TIPE-TIPE MEKANISME ASFIKSIA MEKANIK

Tekanan pada leher

Tiga bentuk aplikasi tekanan langsung pada leher: manual strangulation, ligature

strangulation, dan hanging. Pada setiap bentuk ini, tidak mungkin untuk memprediksikan

seberapa cepat kematian akan terjadi. Pada beberapa kasus, kematian secara relatif berjalan

lambat, memungkinkan terbentuknya ‘tanda-tanda klasik asfiksia’ (meskipun tanda-tanda

klasik dapat muncul setelah tekanan pada leher dalam beberapa detik), sementara pada kasus

lainnya tanda-tanda tersebut bisa tidak didapatkan.

Tekanan pada leher dapat menyebabkan hal-hal berikut, sifat pasti dari hal-hal

tersebut bergantung pada tipe, tempat, dan derajat tekanan:

Obstruksi vena jugularis, menyebabkan gangguan pada aliran darah kembali dari kepala

ke jantung (mengakibatkan sianosis, kongesti dan petekie)

Obtruksi arteri karotid, bila parah dapat menyebabkan hipoksis serebral.

Stimulasi baroreseptor sinus karotid pada bifurkasi common carotid artery, menyebabkan

henti jantung.

Elevasi laring dan lidah, menutup jalan nafas pada level faring.

‘Inhibisi vagal’ atau refleks henti jantung

Sudah dikenali bahwa stimulasi mekanik pada baroreseptor sinus karotid di leher

dapat berakibat pada hasil akhir yang tidak dapat diprediksi dan terkadang fatal. Stimulasi

pada baroreseptor sinus karotid menyebabkan ditransmisikannya impuls via saraf sinus

carotid (cabang dari saraf glosofaringeal) ke nukleus di traktus solitarius dan vagal nuclei di

medula.
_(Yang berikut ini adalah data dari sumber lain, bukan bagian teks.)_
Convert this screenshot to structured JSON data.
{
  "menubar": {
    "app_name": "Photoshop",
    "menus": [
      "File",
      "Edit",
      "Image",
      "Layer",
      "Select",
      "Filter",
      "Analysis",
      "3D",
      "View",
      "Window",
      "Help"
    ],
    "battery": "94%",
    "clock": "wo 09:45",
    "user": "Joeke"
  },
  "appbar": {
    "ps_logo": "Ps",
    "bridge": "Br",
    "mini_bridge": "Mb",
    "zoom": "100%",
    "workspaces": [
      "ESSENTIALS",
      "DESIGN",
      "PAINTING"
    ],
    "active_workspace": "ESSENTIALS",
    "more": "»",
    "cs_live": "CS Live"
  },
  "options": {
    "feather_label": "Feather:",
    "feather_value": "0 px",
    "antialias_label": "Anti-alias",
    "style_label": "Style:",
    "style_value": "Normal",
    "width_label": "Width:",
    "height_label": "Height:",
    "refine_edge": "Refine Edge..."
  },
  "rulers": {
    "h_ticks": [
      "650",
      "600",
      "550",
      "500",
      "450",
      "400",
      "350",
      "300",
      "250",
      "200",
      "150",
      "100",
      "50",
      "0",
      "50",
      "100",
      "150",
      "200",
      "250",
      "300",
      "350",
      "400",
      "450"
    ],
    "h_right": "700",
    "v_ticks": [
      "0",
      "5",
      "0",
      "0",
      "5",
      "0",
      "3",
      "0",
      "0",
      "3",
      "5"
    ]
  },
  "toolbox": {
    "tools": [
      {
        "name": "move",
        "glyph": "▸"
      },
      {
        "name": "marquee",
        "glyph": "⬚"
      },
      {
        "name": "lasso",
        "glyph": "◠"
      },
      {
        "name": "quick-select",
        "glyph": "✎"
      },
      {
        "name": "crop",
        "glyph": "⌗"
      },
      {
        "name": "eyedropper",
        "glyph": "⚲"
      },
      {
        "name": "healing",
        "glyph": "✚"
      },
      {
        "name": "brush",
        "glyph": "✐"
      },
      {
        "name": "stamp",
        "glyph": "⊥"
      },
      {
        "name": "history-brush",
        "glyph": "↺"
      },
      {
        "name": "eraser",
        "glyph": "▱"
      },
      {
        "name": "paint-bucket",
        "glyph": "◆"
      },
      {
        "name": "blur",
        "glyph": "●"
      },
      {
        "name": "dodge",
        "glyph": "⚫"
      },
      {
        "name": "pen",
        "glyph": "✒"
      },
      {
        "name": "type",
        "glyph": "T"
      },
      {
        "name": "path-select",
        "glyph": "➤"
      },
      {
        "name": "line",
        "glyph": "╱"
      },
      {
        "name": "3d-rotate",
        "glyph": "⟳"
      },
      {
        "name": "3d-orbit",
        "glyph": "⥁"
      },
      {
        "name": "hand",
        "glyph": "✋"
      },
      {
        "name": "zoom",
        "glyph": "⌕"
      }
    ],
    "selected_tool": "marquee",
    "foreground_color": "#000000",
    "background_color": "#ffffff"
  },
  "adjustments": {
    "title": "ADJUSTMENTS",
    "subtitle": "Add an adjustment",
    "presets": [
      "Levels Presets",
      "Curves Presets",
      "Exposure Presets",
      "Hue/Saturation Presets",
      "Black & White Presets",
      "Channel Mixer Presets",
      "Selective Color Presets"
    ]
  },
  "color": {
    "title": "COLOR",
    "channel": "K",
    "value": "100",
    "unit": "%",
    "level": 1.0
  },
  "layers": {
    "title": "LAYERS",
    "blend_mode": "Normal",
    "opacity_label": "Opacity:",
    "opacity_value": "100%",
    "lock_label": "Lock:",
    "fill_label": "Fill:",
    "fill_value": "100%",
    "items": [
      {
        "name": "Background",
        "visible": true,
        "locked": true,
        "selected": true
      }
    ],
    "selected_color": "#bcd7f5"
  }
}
Impuls parasimpatetik berjalan turun ke jantung cia saraf vagus, menyebabkan

bradikardia dan kemungkinan asistol.

Kematian dapat terjadi kapan saja setelah adanya tekanan pada leher, dan

diperkirakan bahwa ‘inhibisi vagal’ menjelaskan mengapa banyak orang yang ditemukan

tergantung tidak menunjukkan tanda-tanda klasik asfiksia. Lamanya waktu yang harus

dipertahankan oleh tekanan pada leher atau dada untuk menghasilkan kongesti atau petekie

pada korban hidup masih dalam kontroversi, tapi secara umum diterima bahwa minimal 10-

130 detik diperlukan. Saat tidak ada petekie, dan bila kematian dikarenakan tekanan pada

leher, kematian diperkirakan terjadi dalam rentang waktu tersebut.

Strangulasi

Manual strangulation digunakan untuk

mendeksripsikan pemberian tekanan pada leher

menggunakan tangan, dan merupakan cara yang relatif

umum dgunakan untuk pembunuhan, terutama bila ada

perbedaan ukuran tubuh antara pelaku dan korban.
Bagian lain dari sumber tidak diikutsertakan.